Ignoring Bernstein, she turned to the Chief Judge, feeling her colleagues’ stares. It was not every day, she supposed, that they could observe a Supreme Court nominee teetering on the precipice.

In a tight voice that embarrassed her, Caroline said simply, “I’ll pass for now, Sam. I’d like to hear more.”

At once, Lane Steele jerked his head up, eyes bright, mouth forming a skeptical smile. “Pass? Surely, Caroline, you can favor us with
some
thoughts.”

The inquiry was made more scathing by what the others knew of her—that she almost always enjoyed the chance to persuade, and came with her arguments carefully marshaled. Caroline felt herself flush; restraining her pride even as she recalled Blair Montgomery’s warning, she instinctively made a chess move, though to what end she was not sure. “Oh, I have
thoughts
, Lane. Several. What I can tell you now is that I’m very interested in what José had to say.”

Down the table, Suarez looked surprised at this implicit compliment, then pleased. Lane Steele—far more guileful— studied her with open skepticism, as though to divine what her strategy might be. But Steele had little time to wonder: in the order of seniority, the conservatives’ turn to speak had come.

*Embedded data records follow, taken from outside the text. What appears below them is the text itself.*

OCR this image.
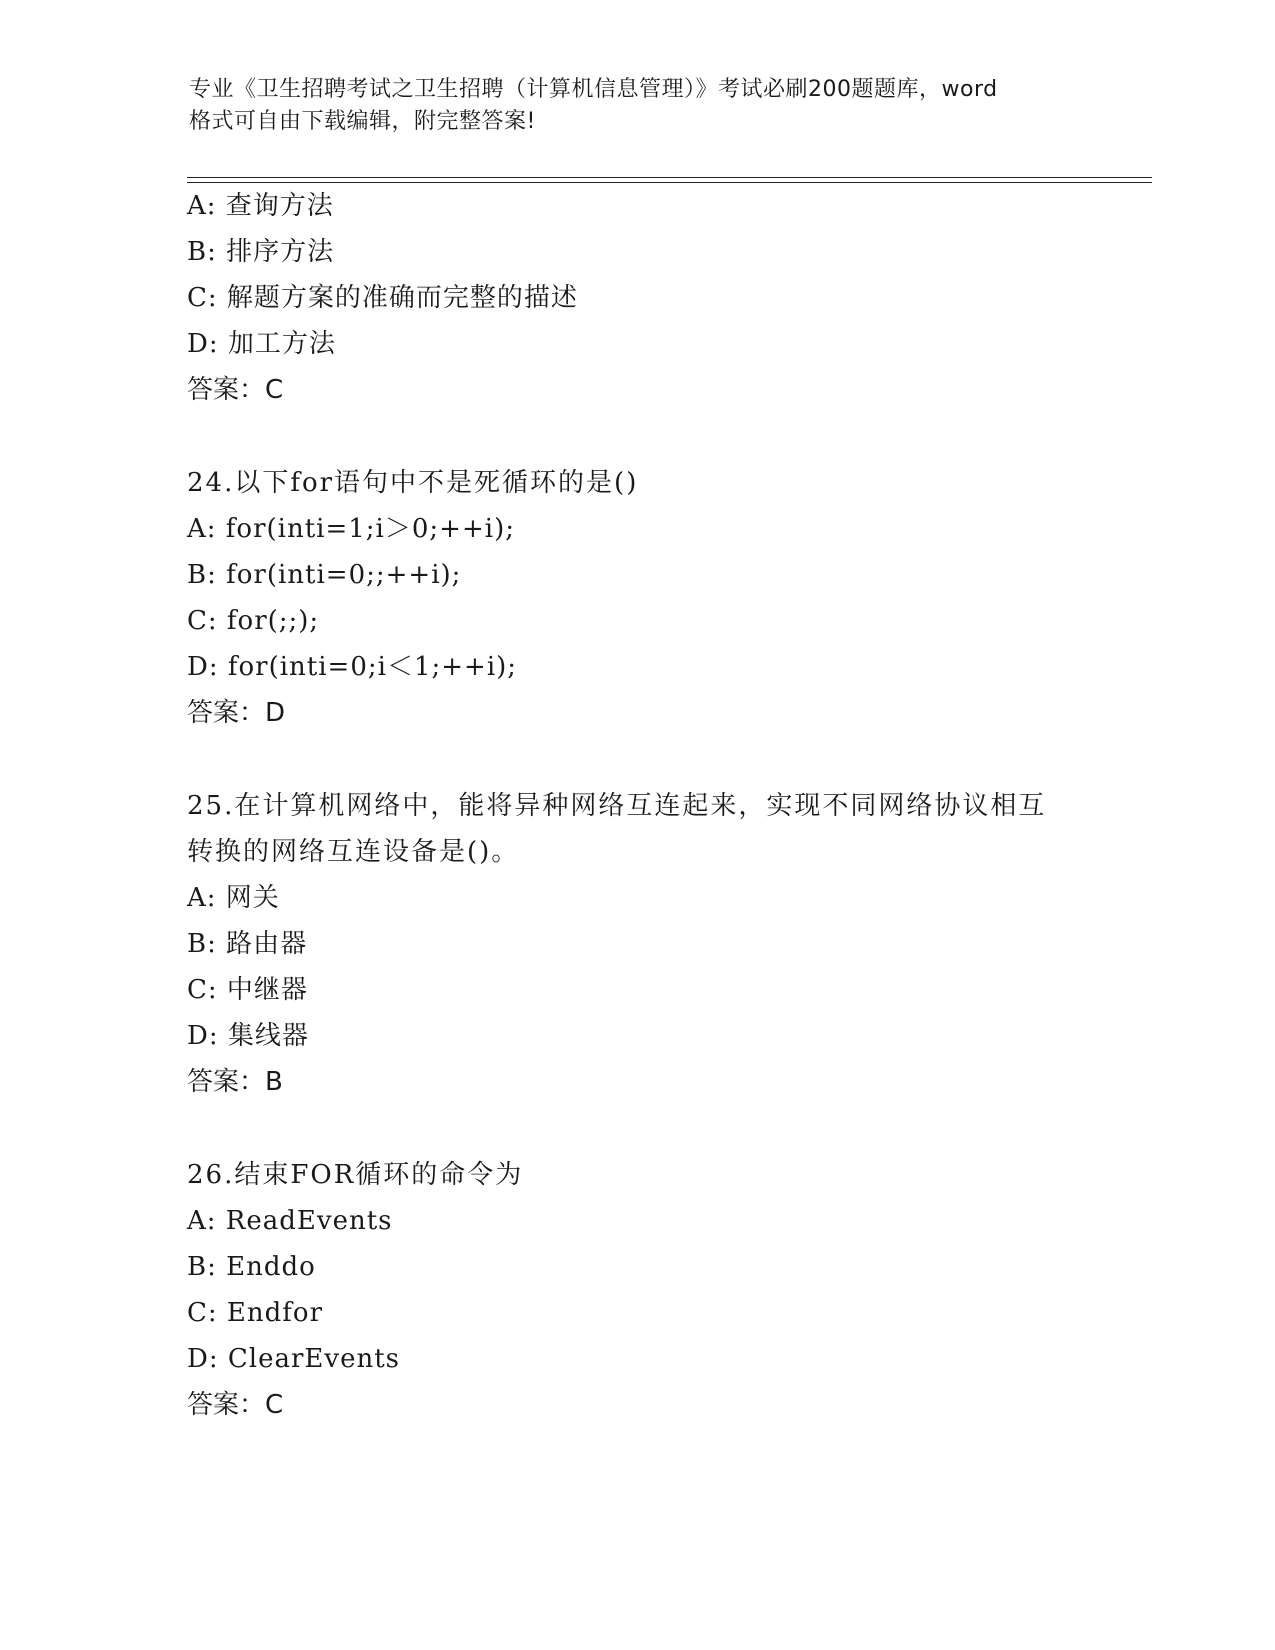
专业《卫生招聘考试之卫生招聘（计算机信息管理）》考试必刷200题题库，word
格式可自由下载编辑，附完整答案!
A: 查询方法
B: 排序方法
C: 解题方案的准确而完整的描述
D: 加工方法
答案：C
24.以下for语句中不是死循环的是()
A: for(inti=1;i＞0;++i);
B: for(inti=0;;++i);
C: for(;;);
D: for(inti=0;i＜1;++i);
答案：D
25.在计算机网络中，能将异种网络互连起来，实现不同网络协议相互
转换的网络互连设备是()。
A: 网关
B: 路由器
C: 中继器
D: 集线器
答案：B
26.结束FOR循环的命令为
A: ReadEvents
B: Enddo
C: Endfor
D: ClearEvents
答案：C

This, Caroline knew, reflected one of the ironies of life as a federal judge. The eleven judges in this room were, in theory, impartial and nonpolitical. But they were appointed by a president with the concurrence of his party and the interest groups which supported it. With exceptions, Caroline’s colleagues represented, in geologic layers of seniority, whether the administration which had appointed them had been Democratic or Republican.

Almost uniformly, Democratic politicians favored abortion rights; overwhelmingly, their Republican counterparts upheld the rights of the unborn. This divide had seeped into the courts, and now would decide the fate of Mary Ann Tierney under a statute designed to unify the Republicans in Congress and—because even many advocates of choice considered parental consent benign, and late-term abortion distasteful—to divide their Democratic rivals. Now the moment to speak had passed to four judges appointed by Republicans: the most senior, and their leader, was Lane Steele, who knew full well how loudly their decision would reverberate in the Senate, which had passed the Protection of Life Act, and which would vote on Caroline Masters.